Il n’a jamais prétendu être un génie, de toute façon, il n’y voit pas même une question, fadaises et billevesées. Le génie se fabrique, ou se libère peu à peu, à l’instinct. N’importe qui peut peindre, n’importe qui devrait prendre la liberté de peindre, parmi ceux qui en ont les moyens matériels, le monde irait moins mal, il y faut bien sûr un minimum de talent, de la dextérité, une intelligence sensible, des pinceaux et des tubes de couleur si l’on va par là, mais le plus important est ailleurs. La difficulté n’est pas d’avoir reçu ou non il ne sait quel don d’il ne sait quel ciel, rodomontades, la difficulté est de ne pas se laisser entraver par ce qui limite l’écrasante majorité des individus et même des artistes, non seulement l’abrutissement ordinaire et le confort soporifique, mais aussi bien la complaisance et le bon goût, l’effroi et la demi-mesure, plus encore la raison raisonnante qui menace toujours d’arraisonner, de provoquer la censure de son propre geste, coupant de l’intuition et donc de l’instinct qui est premier et qui doit le rester, cela aussi Proust l’affirmera sous peu, précisant qu’en matière d’art et de création « cette infériorité de l’intelligence, c’est tout de même à l’intelligence qu’il faut demander de l’établir. Car si l’intelligence n’a dans la hiérarchie des vertus que la seconde place, il n’y a qu’elle qui soit capable de proclamer que l’instinct doit occuper la première. »

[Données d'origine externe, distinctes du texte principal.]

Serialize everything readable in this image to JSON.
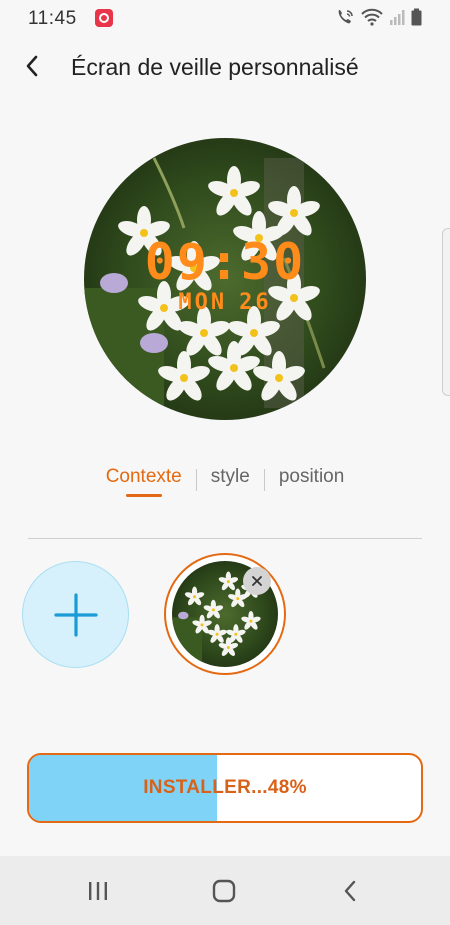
{
  "status_bar": {
    "time": "11:45",
    "icons": [
      "app-notification-icon",
      "wifi-calling-icon",
      "wifi-icon",
      "signal-icon",
      "battery-icon"
    ]
  },
  "header": {
    "back_icon": "chevron-left-icon",
    "title": "Écran de veille personnalisé"
  },
  "preview": {
    "time": "09:30",
    "day": "MON",
    "date": "26",
    "clock_color": "#ff8c1a"
  },
  "tabs": [
    {
      "label": "Contexte",
      "active": true
    },
    {
      "label": "style",
      "active": false
    },
    {
      "label": "position",
      "active": false
    }
  ],
  "gallery": {
    "add_icon": "plus-icon",
    "remove_icon": "close-icon"
  },
  "install": {
    "label": "INSTALLER...48%",
    "progress_percent": 48
  },
  "nav": {
    "icons": [
      "recent-apps-icon",
      "home-icon",
      "back-icon"
    ]
  },
  "colors": {
    "accent": "#e36a12",
    "progress_fill": "#7fd3f7",
    "add_button_bg": "#d6f1fb"
  }
}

Bertrand Leclair, Le vertige danois de Paul Gauguin, Actes Sud, p. 19.

Cécile Carret, 9 mars 2014
loi

Il avait coutume de nommer ses vertus et ses défauts, Chambre des communes et Chambre des Lords et, très souvent, la première promulguait une loi que la seconde refusait d’adopter.

Georg Christoph Lichtenberg, Le miroir de l’âme, Corti, p. 135.

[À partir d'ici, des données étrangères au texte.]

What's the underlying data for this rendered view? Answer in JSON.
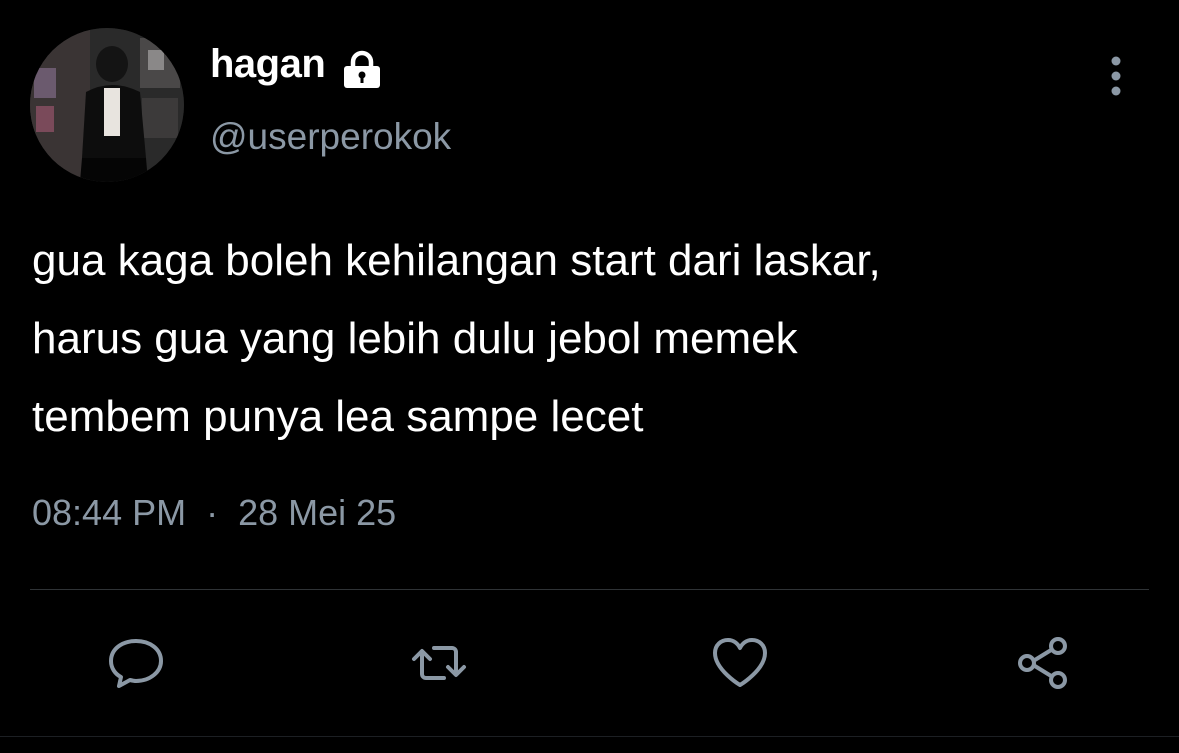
{
  "tweet": {
    "author": {
      "display_name": "hagan",
      "handle": "@userperokok",
      "protected_icon": "lock-icon",
      "avatar_icon": "profile-photo"
    },
    "text": "gua kaga boleh kehilangan start dari laskar,\nharus gua yang lebih dulu jebol memek\ntembem punya lea sampe lecet",
    "time": "08:44 PM",
    "separator": "·",
    "date": "28 Mei 25",
    "more_icon": "more-vertical-icon"
  },
  "actions": [
    {
      "icon": "reply-icon"
    },
    {
      "icon": "retweet-icon"
    },
    {
      "icon": "like-icon"
    },
    {
      "icon": "share-icon"
    }
  ],
  "colors": {
    "background": "#000000",
    "text_primary": "#ffffff",
    "text_secondary": "#8b98a5",
    "divider": "#2f3336"
  }
}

David Farreny, 23 oct. 2014
idée

C’est bien la première fois qu’en rêve je copule avec un homme ; très désagréable, d’autant que celui-ci puait le tabac ; il avait une gueule virile, mal rasée, mais une poitrine naissante de jeune fille à laquelle je tentais vainement de me raccrocher, — j’avais du mal à tenir une érection dans ces conditions. Tout cela donne une idée du chaos psychique dans lequel on nage.

Jean-Pierre Georges, « Jamais mieux (3) », «  Théodore Balmoral  » n° 71, printemps-été 2013, p. 118.